ギターを始めて1年目位の中三の頃、
プロのギタリストみたいにギンギンのアドリブを弾けることを夢見ていた。
でもどうしたらいいのか全く分からなくて、
色んなギタリストの若い頃の練習方法を本なんかで調べてたら、
みんな自分の好きなプレーヤーのコピーをして、
そこから自分のスタイルを作っていったって書いてあった。
当時俺が好きだったギタリストはほとんど黒人ブルースギタリストの影響を受けていたので、
じゃあ、俺も♪ってことで、
最初はT・ボーン・ウォーカーやBBキングのレコードを買って来てそれらのコピーを始めた。
ところが当時の俺にとっては黒人ブルースは生々しくて濃くてちょっと取っつきにくかったのよね。
それで背伸びは止めて、素直に、その時好きだったクラプトンのコピーをしようと、
ただし、クリームより古い時代のクラプトン、
ブルースばっかしやってた頃のクラプトンをコピーしてみる事にして買ったのがこの2枚組アルバム。
タイトルは「ブルースの世界」。
聞いてぶったまげた。
他のどの時代のクラプトンよりも弾きまくってるのよ。
曲は全部ブルースで、クリーム時代みたいにプロデューサーに注文つけられて渋々弾いてる様な、
そんな甘っちょろいフレーズなんかは全く無し!!
出だしはオーティス・ラッシュの「オールユアラブ」。
ソロはワンコーラスのみなんだけど、
メジャースケールとブルーススケールを見事に使いこなして、完璧なフレージング。
盛り上げ方も、エンディングのフレーズも言う事無し。
これは全曲完全コピーするしかねぇ!!と、早くも1曲目でやられてしまったのだった。
続く2曲目は「ゼイ・コール・イット・ストーミー・マンデイ」。
これは正に白眉!!
ギターソロのフェイドインから始まるこの曲。
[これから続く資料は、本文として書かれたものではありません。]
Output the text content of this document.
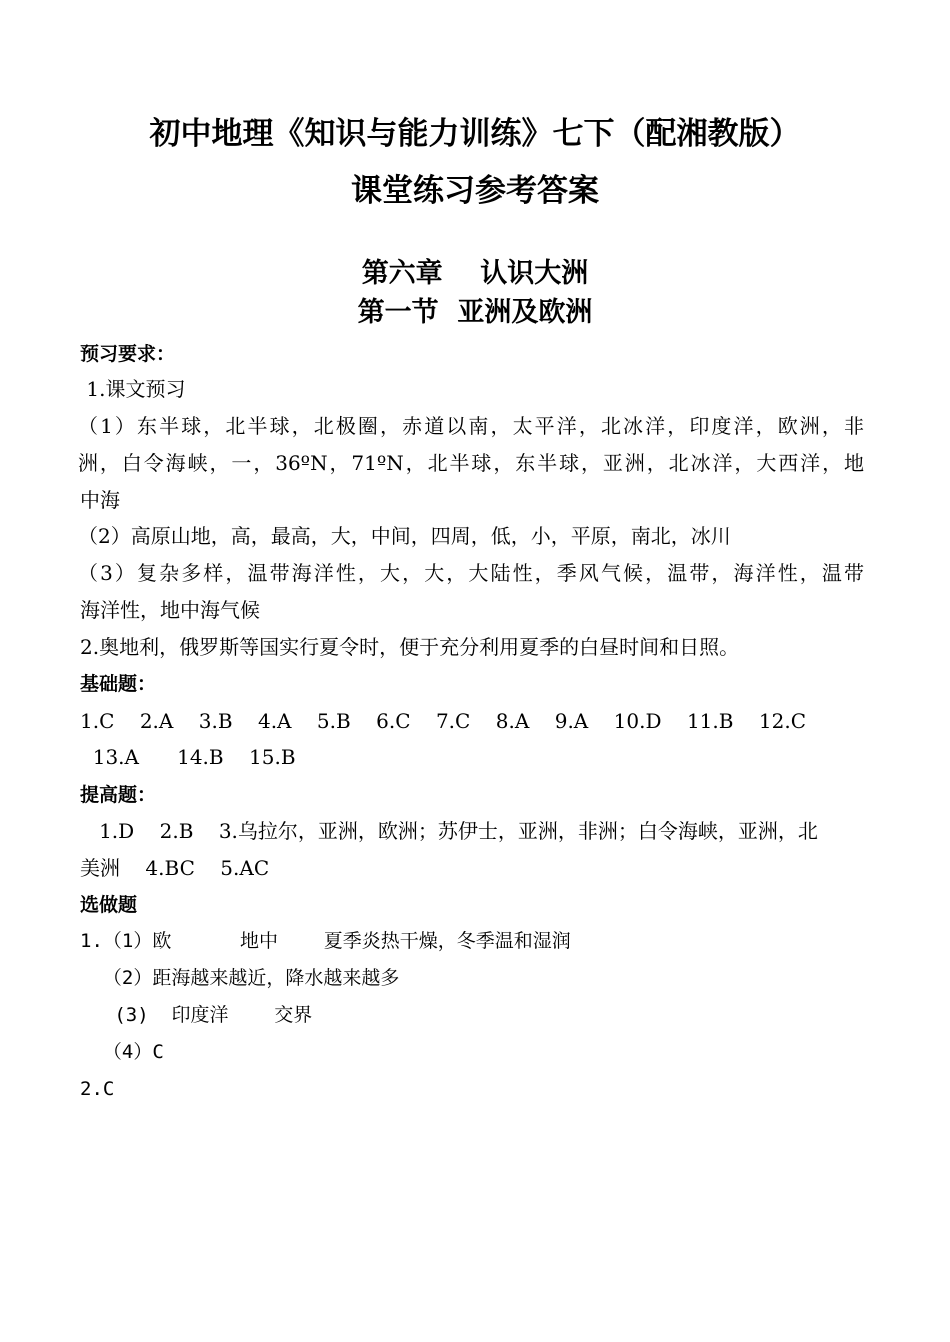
初中地理《知识与能力训练》七下（配湘教版）
课堂练习参考答案
第六章    认识大洲
第一节  亚洲及欧洲
预习要求：
1.课文预习
（1）东半球，北半球，北极圈，赤道以南，太平洋，北冰洋，印度洋，欧洲，非
洲，白令海峡，一，36ºN，71ºN，北半球，东半球，亚洲，北冰洋，大西洋，地
中海
（2）高原山地，高，最高，大，中间，四周，低，小，平原，南北，冰川
（3）复杂多样，温带海洋性，大，大，大陆性，季风气候，温带，海洋性，温带
海洋性，地中海气候
2.奥地利，俄罗斯等国实行夏令时，便于充分利用夏季的白昼时间和日照。
基础题：
1.C    2.A    3.B    4.A    5.B    6.C    7.C    8.A    9.A    10.D    11.B    12.C
13.A      14.B    15.B
提高题：
1.D    2.B    3.乌拉尔，亚洲，欧洲；苏伊士，亚洲，非洲；白令海峡，亚洲，北
美洲    4.BC    5.AC
选做题
1.（1）欧      地中    夏季炎热干燥，冬季温和湿润
（2）距海越来越近，降水越来越多
(3)  印度洋    交界
（4）C
2.C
鬼のようにこれでもかと弾きまくる。
スローブルースのギターソロはこうやって弾け!!ってー感じの1曲。
クリームで世界的に評価を得る前に、すでにクラプトンは完成されていたのだった。
なんと、この時まだ21才っすよ、あーた!!
3曲目の「ロンリー・イヤーズ」とB面2曲目の「ランブリン・オン・マイ・マインド」は、
カントリー・ブルースのエレキギター版とでも言うか、
ギター1本で歌のバックをやるんならこうやれ!! みたいな演奏が聴ける曲。
4曲目、フレディ・キングの曲「ハイダウェイ」と、B面の1曲目の「ステッピン・アウト」、
5曲目の「バーナード・ジェンキンス」は、インストブルースの教科書的な演奏。
トリッキーなプレイなんか無くっても、アイディアと歌心で深い世界を作り出せるというお手本だな。
その他にもバッキングの勉強になる演奏や、
オーティス・スパン、チャンピオン・ジャック・デュプリーというブルースメンとの競演、
当時クリエイションと言うバンドのリーダーでギタリストの竹田和夫氏の解説なんかも聞ける。
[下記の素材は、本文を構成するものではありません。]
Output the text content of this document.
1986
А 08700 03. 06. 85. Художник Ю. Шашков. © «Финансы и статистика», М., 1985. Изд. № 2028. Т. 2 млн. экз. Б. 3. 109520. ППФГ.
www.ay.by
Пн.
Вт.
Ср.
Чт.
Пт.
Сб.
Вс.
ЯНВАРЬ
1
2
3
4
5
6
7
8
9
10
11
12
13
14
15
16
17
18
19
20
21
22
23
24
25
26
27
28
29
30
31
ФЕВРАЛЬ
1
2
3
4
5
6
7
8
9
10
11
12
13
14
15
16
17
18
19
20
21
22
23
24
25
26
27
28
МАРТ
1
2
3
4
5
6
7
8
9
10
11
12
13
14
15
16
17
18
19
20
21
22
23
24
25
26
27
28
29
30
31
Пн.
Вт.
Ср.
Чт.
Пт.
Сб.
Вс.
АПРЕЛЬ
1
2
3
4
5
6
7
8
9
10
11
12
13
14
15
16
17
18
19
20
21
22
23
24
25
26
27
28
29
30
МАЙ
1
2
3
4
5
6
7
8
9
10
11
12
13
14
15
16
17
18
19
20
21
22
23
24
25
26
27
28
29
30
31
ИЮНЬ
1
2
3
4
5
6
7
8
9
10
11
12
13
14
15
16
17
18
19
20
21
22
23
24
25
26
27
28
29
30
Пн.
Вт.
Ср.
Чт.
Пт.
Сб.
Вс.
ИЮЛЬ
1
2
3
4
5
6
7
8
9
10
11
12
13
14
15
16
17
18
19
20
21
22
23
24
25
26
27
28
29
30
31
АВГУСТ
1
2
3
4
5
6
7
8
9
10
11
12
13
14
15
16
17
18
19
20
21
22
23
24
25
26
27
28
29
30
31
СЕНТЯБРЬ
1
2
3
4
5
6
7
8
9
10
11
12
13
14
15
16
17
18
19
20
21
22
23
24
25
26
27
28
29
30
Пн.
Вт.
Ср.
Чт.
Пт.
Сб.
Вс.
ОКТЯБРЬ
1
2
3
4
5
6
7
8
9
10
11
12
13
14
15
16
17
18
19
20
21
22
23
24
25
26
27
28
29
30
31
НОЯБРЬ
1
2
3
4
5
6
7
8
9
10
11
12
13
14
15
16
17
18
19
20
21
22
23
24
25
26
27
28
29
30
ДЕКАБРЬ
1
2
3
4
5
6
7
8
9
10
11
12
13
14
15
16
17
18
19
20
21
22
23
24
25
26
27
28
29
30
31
俺のギターの基礎はこのレコードによって作られたと言っても過言ではないなぁ。
1枚目は全曲完全コピーして、脂っこい所は今でも弾けるくらい弾き込んだ。
このアルバムは、ギターを弾かない人でも、ブルースに触れるにはいい入門になるだろうし、
クラプトンファンだったら是非聞いでもらいたい、クラプトンの原点、ここにあり!! の1枚だなぁ。